In baseball, generosity is rarely a good thing.
And in Tuesday’s CIF Division IV playoff game between Fallbrook and host San Pasqual, it proved to be fatal for the Golden Eagles during an eventual 5-2 loss.
Fully capitalizing on two walks, a brace of hit batsmen and a crucial error, the Warriors (17-15) scored four runs in the final two innings to come from behind and secure a win that kept their season alive.
Meanwhile, the G. Eagles (20-11) saw their impressive nine-game roll come to end, tasting defeat for the first time since way back on April 21 – which ironically was a 3-0 setback to this same Fallbrook squad.
By virtue of their fourth-round playoff triumph which extended their modest winning streak to three games, the seventh-seeded Warriors forced a decisive rematch with San Pasqual (No. 3 seed) on May 30th, with the victor advancing to Saturday’s championship final at UCSD against Castle Park.
Hardly strangers, given the fact that both teams compete in the Valley League, the aforementioned contest will mark the fifth time this season that Fallbrook and SP have met on the diamond. With each squad having won twice, the tiebreaker will prove to be the most important of all given its dramatic implications.
The G. Eagles had advanced to the fourth round as a result of a bye and two emphatic wins over San Dieguito and Foothills Christian (No. 2 seed). As for the Warriors, they made it that far by negating a loss with three of their own wins in the double elimination format.
As far as Tuesday’s encounter was concerned, San Pasqual seemed well positioned for the win with a 2-1 lead – being just six outs away from extinguishing the Warriors and earning a berth into the title round. Up to that point, right-hander Andrew Walsh had been efficient and steady, keeping his fastball low and changing speeds while yielding just four hits while striking out a pair. The lone Fallbrook run had come in the first frame, courtesy of an RBI single that was whacked into left-center field off the bat of Tristen Smith.

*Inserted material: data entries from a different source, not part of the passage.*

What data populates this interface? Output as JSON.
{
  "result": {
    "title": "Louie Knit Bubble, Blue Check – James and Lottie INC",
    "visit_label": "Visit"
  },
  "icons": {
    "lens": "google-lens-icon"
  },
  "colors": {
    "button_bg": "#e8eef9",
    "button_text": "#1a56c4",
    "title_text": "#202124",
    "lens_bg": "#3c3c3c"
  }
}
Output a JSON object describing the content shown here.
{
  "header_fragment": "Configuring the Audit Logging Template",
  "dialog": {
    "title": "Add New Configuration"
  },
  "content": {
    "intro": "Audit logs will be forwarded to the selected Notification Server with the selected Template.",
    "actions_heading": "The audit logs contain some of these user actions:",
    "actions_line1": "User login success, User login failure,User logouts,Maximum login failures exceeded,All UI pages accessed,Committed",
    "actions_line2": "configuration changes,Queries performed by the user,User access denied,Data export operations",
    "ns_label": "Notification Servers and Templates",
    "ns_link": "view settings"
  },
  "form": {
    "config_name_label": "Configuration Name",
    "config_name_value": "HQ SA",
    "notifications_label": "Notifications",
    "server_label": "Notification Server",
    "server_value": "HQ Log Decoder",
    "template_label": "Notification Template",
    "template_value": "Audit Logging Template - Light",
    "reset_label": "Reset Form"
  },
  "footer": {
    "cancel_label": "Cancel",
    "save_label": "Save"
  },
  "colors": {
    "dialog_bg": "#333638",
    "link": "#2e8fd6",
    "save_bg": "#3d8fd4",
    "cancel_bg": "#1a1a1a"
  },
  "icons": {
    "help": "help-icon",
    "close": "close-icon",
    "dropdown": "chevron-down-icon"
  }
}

But when Walsh hit the leadoff batter in the sixth and then issued a walk, SP coach Jake Blalock opted to come get his senior hurler and replace him with southpaw Jansen Lublin. Unfortunately, Lublin couldn’t immediately locate the strike zone and he too allowed a base on balls, thereby loading the bases with nobody out. Soon after, Lublin began to settle in but not before allowing a hard line-out to right by Blake Caron that produced the game-tying run.
And at 2-2, that’s the way things stood entering what would be the final frame. Again a hit batter, in this case Collin Hoff, started things off on an ominous note for the G. Eagles. This marked the fourth time that Hoff had been aboard, the talented centerfielder having previously singled twice and walked.
Next up was shortstop Dean Olivo and he dropped down a deft and exquisitely placed bunt. Lublin hurriedly got off the mound but in his haste to field it, he slipped and attempting to make a throw while on his side, the lefty’s errant toss went well wide and skipped deep down into foul territory. By the time the dust had settled, Hoff had come all the way home and Olivo was standing at third as a result of the costly throwing error.
And the Warriors took full advantage of that mistake when Smith, already having driven in a run, spanked a shot over first base that rolled all the down the line and resulted in a triple that increased the count to 4-2. Moments later, cleanup hitter Josue Navarro drilled a deep sacrifice fly to center that brought in the final run of the contest.
That was more than enough for the left-hander Caron, who though hardly overpowering, did a fine job of pitching to contact and retired the last seven batters he faced while fashioning a complete game six-hitter.
It was no surprise that the two hitters who troubled Caron the most were SP’s most accomplished batsmen. Junior Connor Oca, an agile catcher with a shotgun arm, had a perfect afternoon with a pair of hits and a walk. Forever making solid contact, Oca’s crushed double off the left-field fence chased home the first G. Eagle run.
The other SP tally was the byproduct of another RBI double, this one authored by shortstop Elijah Jackson. A superb athlete who possesses an undeniable clutch gene, it was Jackson’s smash down the line in left that staked his club to its one and only lead of the afternoon.
And for a brief while, it looked as though the G. Eagles might be able to make Jackson’s hit stand up as the difference. But then came the damaging generosity and freebies which allowed Fallbrook to score four times while needing just a solitary hit to do so.
As the G. Eagles painfully learned on Tuesday, being generous in baseball will almost always result in your undoing.